The briefing itself is pretty good, and in fact should be delivered to the public. Unfortunately, it suffers from the same politically correct nonsense that continues to hinder our efforts, for example a line in the speaker's notes that incorrectly states Islam literally means "peace". Whether that's an example of ignorance or political correctness, it's enough to make me wonder about the quality of the people briefing the Joint Staff.

Back to the map of the Caliphate. It's pretty sobering to take in, and doesn't even include the large chunks of Eurabia that would quickly follow. Nor does it include, inexplicably, the island shared between Malaysia and Indonesia which would certainly be a part of the Caliphate right at the start.

Cavorting with the enemy

Over the past couple of months, a slew of Democrats and a few Republican political figures have advocated "dialog" and "engagement" with Iran and Syria. Some of them have gone so far as to visit Syrian president Bashar Assad in Damascus, ignoring the fact that Assad and his government are state terrorism sponsors.

These esteemed members of Congress and their defenders, of course, will say that Syria and Iran have been demonized and their roles as sponsors of terror greatly exaggerated. Well, on that point, at least, I'm glad Hizballah leader Sheik Hassan Nasrallah has cleared things up:
Moving to the issue of Iran and Syria, Nasrallah emphasized the integral role which both states have played in strengthening and assisting the guerilla organization.

"Iran assists the organization with money, weapons, and training, motivated by a religious fraternity and ethnic solidarity," Nasrallah said. "And the help is funneled through Syria, and everybody knows it."
Right, then. Any more questions over whether Iran and Syria are bad guys?

Friday, February 02, 2007

Where's Dr. Seuss when you need him?


You learn something new every day. Northern Virginiastan has a link to a catalog of political cartoons from World War II by none other than Dr. Seuss.

I particularly liked this one from April, 1941. Makes one wonder what Dr. Seuss would have made of today's events.

The fine print at the bottom of the sign says "Lindy Ostrich Service, Inc.", a swipe at Charles Lindbergh who counseled against US entry into a war he saw as strictly a European problem.

Hillary mania


It's funny. On the same day a buddy sends me the above video poking fun of Hillary's commie tendencies, Ian over at Hot Air posts this clip proving that in this little bit of parody is a nugget boulder of truth.

Chinese army harvests prisoners' organs; world yawns

It's safe to say that America is held to higher moral standards than China, and rightly so, but shouldn't there be some limit to what the world is willing to overlook?

While left-wing groups disguised as human rights organizations criticize us for being so brutal as to imprison without trial unlawful combatants captured in battle, China's army is harvesting organs from their prisoners for profit.
China's military is harvesting organs from unwilling live prison inmates, mostly Falun Gong practitioners, for transplants on a large scale — including to foreign recipients — according to a study.

[ ... ]

"The involvement of the People's Liberation Army in these transplants is widespread,'' Kilgour said at a press conference.

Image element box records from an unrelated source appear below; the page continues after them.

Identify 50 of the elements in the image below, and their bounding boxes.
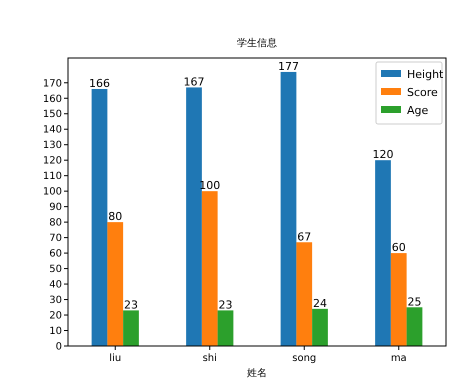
data-label: 120 — [372, 148, 394, 162]
bar — [218, 310, 234, 346]
y-tick-label: 150 — [42, 109, 62, 120]
data-label: 167 — [184, 75, 204, 88]
legend-label: Height — [407, 68, 444, 81]
y-tick-label: 70 — [49, 233, 62, 244]
bar — [123, 310, 139, 346]
y-tick-label: 120 — [42, 156, 62, 167]
legend-label: Score — [407, 86, 438, 99]
bar — [280, 72, 296, 346]
x-tick-label: ma — [390, 353, 407, 364]
bar — [375, 160, 391, 346]
x-tick-label: shi — [202, 353, 217, 364]
data-label: 23 — [218, 298, 232, 312]
bar — [92, 88, 108, 346]
data-label: 67 — [297, 230, 312, 244]
y-tick-label: 80 — [49, 218, 62, 229]
bar — [312, 308, 328, 346]
x-tick-label: liu — [109, 353, 122, 364]
y-tick-label: 110 — [42, 171, 62, 182]
y-tick-label: 60 — [49, 248, 62, 260]
data-label: 80 — [108, 210, 122, 224]
legend-label: Age — [407, 104, 429, 117]
y-tick-label: 90 — [49, 202, 62, 214]
x-tick-label: song — [292, 353, 316, 364]
bar — [406, 307, 422, 346]
y-tick-label: 20 — [49, 310, 62, 322]
y-tick-label: 130 — [42, 140, 62, 152]
y-tick-label: 50 — [49, 264, 62, 276]
data-label: 177 — [278, 60, 299, 73]
bar — [202, 191, 218, 346]
y-tick-label: 160 — [42, 94, 62, 105]
data-label: 24 — [313, 296, 327, 310]
bar — [186, 87, 202, 346]
y-tick-label: 140 — [42, 124, 62, 136]
y-tick-label: 0 — [56, 342, 62, 352]
bar — [107, 222, 124, 346]
bar — [296, 242, 312, 346]
data-label: 166 — [89, 76, 110, 90]
data-label: 60 — [392, 241, 406, 254]
data-label: 23 — [124, 298, 138, 312]
x-axis-title: 姓名 — [247, 367, 267, 379]
y-tick-label: 170 — [42, 78, 62, 90]
y-tick-label: 40 — [49, 280, 62, 291]
y-tick-label: 30 — [49, 295, 62, 306]
y-tick-label: 100 — [42, 186, 62, 198]
chart-title: 学生信息 — [237, 37, 277, 49]
y-tick-label: 10 — [49, 326, 62, 338]
bar — [390, 253, 407, 346]
data-label: 25 — [408, 295, 422, 308]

Like many civilian hospitals in rural China, military hospitals turned to selling organs to make up for government funding cuts in the 1980s, the report said.

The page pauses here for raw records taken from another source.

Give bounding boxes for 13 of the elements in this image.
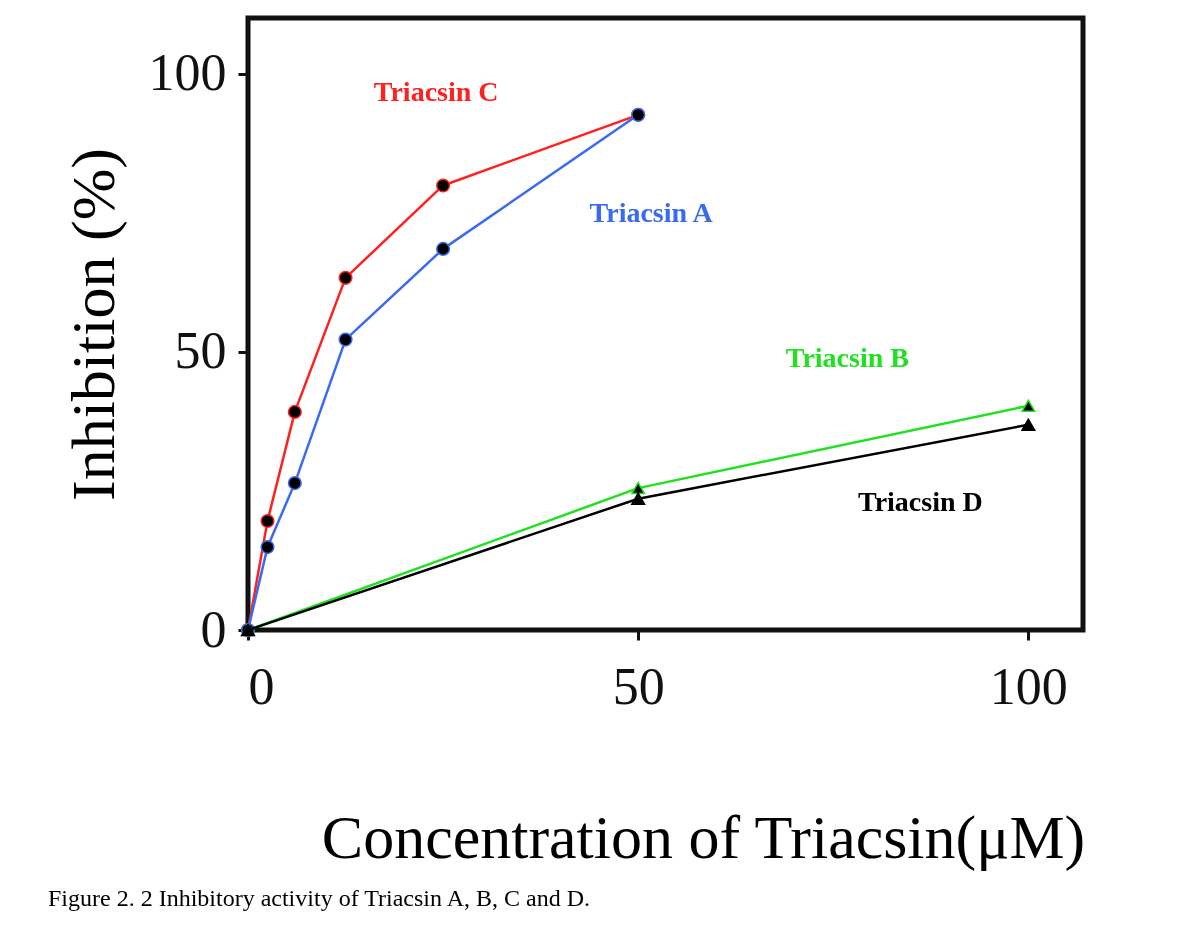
text: Triacsin B <box>785 341 909 373</box>
x-tick-label: 0 <box>248 657 275 715</box>
caption: Figure 2. 2 Inhibitory activity of Triacsin A, B, C and D. <box>48 885 590 911</box>
x-tick-label: 50 <box>612 657 665 715</box>
series-label: Triacsin C <box>373 75 499 107</box>
y-tick-label: 50 <box>174 322 227 380</box>
series-label: Triacsin D <box>858 485 983 517</box>
series-label: Triacsin A <box>589 196 714 228</box>
y-axis-title: Inhibition (%) <box>58 148 128 501</box>
x-tick-label: 100 <box>989 657 1068 715</box>
y-tick-label: 100 <box>148 44 227 102</box>
y-tick-label: 0 <box>200 600 227 658</box>
x-axis-title: Concentration of Triacsin(μM) <box>321 802 1086 872</box>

But military personnel could operate with much more secrecy, it said.

"Recipients often tell us that even when they receive transplants at civilian hospitals, those conducting the operation are military personnel,'' the report said.

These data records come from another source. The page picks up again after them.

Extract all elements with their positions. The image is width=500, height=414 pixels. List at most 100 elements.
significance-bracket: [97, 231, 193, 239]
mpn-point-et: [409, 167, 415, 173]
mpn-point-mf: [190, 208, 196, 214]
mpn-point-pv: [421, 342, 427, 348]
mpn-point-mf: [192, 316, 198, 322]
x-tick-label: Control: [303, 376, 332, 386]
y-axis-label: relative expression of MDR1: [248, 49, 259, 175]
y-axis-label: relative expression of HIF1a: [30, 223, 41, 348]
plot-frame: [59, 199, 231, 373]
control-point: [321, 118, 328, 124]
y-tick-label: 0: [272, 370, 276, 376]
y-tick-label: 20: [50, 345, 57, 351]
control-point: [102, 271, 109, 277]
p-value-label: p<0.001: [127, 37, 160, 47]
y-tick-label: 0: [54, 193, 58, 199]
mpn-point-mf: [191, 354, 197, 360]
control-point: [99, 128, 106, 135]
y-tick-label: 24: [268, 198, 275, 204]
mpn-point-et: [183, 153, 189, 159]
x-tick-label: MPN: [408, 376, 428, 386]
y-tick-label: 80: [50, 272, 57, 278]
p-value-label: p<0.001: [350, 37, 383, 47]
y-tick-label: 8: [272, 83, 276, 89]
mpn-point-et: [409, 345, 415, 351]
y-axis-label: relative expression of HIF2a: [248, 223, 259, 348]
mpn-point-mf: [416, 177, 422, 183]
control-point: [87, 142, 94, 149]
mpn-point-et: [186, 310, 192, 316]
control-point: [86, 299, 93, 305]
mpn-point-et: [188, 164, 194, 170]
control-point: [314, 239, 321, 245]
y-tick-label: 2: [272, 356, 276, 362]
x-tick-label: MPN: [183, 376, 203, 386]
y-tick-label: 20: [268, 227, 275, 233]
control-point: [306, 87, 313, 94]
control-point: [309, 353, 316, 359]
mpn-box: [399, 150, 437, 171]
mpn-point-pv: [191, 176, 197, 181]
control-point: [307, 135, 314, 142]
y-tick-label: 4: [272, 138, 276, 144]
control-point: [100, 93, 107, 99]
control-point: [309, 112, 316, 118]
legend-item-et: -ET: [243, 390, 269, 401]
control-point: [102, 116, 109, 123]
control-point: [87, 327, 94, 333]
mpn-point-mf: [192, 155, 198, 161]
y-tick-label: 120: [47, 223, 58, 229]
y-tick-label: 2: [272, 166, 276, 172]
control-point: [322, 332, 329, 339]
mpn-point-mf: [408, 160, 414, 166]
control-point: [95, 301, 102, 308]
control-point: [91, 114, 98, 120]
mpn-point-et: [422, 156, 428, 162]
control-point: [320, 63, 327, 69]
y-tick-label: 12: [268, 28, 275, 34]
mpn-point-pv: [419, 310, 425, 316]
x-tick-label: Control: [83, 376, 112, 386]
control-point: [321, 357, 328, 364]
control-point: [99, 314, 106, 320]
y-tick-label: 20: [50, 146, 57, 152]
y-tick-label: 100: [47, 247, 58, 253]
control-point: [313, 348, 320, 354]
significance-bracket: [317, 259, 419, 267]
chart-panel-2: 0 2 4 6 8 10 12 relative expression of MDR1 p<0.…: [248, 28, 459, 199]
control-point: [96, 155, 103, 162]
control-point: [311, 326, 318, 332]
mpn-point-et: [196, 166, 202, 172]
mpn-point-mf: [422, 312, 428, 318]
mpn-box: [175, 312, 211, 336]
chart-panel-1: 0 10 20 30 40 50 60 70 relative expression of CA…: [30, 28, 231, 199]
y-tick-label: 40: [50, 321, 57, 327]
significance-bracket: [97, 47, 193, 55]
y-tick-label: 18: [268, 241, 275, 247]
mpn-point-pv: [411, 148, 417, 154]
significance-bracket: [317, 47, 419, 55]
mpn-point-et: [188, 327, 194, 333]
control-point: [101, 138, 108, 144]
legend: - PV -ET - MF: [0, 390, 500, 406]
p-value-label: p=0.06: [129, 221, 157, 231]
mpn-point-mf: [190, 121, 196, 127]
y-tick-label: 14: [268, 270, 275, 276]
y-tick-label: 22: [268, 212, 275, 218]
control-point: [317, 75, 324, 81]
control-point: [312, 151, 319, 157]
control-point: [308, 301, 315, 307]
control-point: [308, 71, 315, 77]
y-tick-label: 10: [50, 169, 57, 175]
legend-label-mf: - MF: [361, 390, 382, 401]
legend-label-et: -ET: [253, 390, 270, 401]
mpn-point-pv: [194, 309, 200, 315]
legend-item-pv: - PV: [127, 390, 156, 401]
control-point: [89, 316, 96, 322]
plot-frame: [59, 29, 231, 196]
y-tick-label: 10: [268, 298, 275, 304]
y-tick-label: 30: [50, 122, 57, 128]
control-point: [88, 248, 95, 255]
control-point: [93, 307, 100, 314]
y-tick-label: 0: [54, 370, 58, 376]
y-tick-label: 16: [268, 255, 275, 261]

Hospitals in Canada's biggest cities — Vancouver, Calgary and Toronto — confirmed "a substantial number'' of Canadians had travelled to China for dubious organ transplants, Kilgour said.
I'll lay off the easy target of Canada's nationalized health care for the time being.

Thursday, February 01, 2007

Nobel Peace Prize further diluted

Isn't the Nobel Peace Prize supposed to have something to do with, well, peace? With Jimmy Carter having won it and now Al Gore being nominated for it, maybe it's time the award was renamed to "The Nobel Prize for Left Wing Activism".